Julia Bardo was born and raised in Brescia, a small city in northern Italy, where she sang and wrote lyrics for a local band between shifts working at her father’s bar. She felt uninspired by the music she was contributing to and the life she was leading, so she packed her bags for Manchester three years ago, despite knowing no one in the city, and hasn’t looked back.
Her debut EP Phase is out March 6 via Wichita Recordings.
(Photo Credit: Ashton Hugh)
“Please Don’t Tell Me” is one of those mystical songs that seems to fall out of an artist’s brain, through her guitar and into the room in near perfect form, oozing with attitude and excitement. It’s the type of song that feels already written, you just need to find the parts it’s asking for.
I both admire and envy Julia for this ability to write beautiful songs with such coherence and honesty — and not in her native tongue. I am also infatuated by the purity and strength of her voice, and how it fills any space we share together. One day I asked her if she would play some new material for me and “Please Don’t Tell Me” was the very first song she played. I was immediately excited by the style of the verses and the vocal line of the chorus. We decided that we would work on it together, and our musical partnership started like that. We clicked straight away and I understood her vision. I could feel the drive and direction coming from within Julia, and I was enthused by the passion she had for her music.
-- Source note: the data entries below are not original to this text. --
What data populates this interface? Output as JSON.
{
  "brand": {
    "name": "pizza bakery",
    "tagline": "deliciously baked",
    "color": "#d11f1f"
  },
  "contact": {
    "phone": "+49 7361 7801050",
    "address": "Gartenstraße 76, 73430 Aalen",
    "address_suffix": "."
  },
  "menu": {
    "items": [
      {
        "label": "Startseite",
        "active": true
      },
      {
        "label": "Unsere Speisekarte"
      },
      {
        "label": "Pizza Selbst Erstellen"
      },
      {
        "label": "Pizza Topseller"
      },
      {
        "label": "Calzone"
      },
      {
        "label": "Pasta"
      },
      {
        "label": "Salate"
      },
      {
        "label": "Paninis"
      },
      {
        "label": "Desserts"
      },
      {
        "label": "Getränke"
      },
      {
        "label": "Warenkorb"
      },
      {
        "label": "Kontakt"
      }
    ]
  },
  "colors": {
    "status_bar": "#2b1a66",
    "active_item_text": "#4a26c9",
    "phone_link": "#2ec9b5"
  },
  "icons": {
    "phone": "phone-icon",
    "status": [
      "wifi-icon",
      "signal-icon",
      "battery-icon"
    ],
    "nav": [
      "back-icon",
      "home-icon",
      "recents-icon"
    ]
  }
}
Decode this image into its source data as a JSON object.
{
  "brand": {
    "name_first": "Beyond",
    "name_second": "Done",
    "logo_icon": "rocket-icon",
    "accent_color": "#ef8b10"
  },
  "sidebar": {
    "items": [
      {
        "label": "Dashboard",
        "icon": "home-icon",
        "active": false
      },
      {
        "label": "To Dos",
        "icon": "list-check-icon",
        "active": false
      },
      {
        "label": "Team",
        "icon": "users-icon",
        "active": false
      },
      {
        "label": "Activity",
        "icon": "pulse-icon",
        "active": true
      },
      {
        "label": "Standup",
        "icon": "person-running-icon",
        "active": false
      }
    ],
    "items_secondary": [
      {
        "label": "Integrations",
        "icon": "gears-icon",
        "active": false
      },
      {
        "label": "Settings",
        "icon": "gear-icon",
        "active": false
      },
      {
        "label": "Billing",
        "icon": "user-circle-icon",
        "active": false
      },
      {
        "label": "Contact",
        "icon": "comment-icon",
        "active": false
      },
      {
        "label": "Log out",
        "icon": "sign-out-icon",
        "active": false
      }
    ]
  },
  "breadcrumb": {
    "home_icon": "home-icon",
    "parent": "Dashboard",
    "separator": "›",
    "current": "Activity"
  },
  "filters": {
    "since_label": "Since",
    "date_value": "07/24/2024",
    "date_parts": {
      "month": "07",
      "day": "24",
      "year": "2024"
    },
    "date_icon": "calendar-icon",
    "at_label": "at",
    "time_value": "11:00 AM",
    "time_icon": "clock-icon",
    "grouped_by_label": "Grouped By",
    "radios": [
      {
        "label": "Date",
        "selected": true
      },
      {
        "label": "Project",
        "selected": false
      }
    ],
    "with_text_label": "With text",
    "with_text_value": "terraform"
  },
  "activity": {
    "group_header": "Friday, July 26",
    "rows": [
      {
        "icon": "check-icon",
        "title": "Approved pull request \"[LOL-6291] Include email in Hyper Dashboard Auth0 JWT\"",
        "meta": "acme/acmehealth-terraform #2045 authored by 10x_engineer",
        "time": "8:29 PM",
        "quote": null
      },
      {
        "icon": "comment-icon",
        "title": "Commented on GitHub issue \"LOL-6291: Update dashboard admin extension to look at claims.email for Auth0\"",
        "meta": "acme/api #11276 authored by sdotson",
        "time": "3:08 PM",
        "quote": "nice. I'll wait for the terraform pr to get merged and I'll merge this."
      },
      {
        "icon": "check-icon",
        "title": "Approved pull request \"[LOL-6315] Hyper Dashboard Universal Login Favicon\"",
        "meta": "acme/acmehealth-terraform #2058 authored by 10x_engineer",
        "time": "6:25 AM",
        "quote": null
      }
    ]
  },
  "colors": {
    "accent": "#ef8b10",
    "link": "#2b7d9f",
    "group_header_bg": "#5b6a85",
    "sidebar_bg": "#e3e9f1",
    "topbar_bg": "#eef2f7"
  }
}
The more Julia played it, the more completely the song was formed. I could hear very clearly the bass, drums and lead guitar parts in my head. We started recording in my bedroom and before we knew it, the demo was finished — it only took three hours. We felt such fluidity and harmony working together on “Please Don’t Tell Me” that Julia asked me to produce it if we got the chance to record in a proper studio; I was honored (and admittedly a little out of my depth).
Around two months later, I bumped into Martin King, who owns Eve Studios in Bredbury (my musical haven and birthplace of Silver Dollar Moment). I spoke to him about Julia and told him we were recording together. By beautiful coincidence, Eve was free for one day only. Martin graciously gifted us that day to come in and record. With only four days to prepare, Julia chose to record “Please Don’t Tell Me.” I asked Sid Hand-Halford from The Orielles, whose drumming style I love, to play on the kit for us. And Joel Anthony Patchett, who worked on both of the Orielles’ records, to engineer. Julia donned the Eve Studios’ Labcoat and we started experimenting. My main focus was that Julia’s voice retained your attention and that we created an image around her rather than over her. I also really pushed for the outro to be as sassy as fucking possible — like: just please don’t tell her, OK?
After 14 hours of recording we had finished the song pretty much the way you hear it today on its release. I am very excited for you to listen.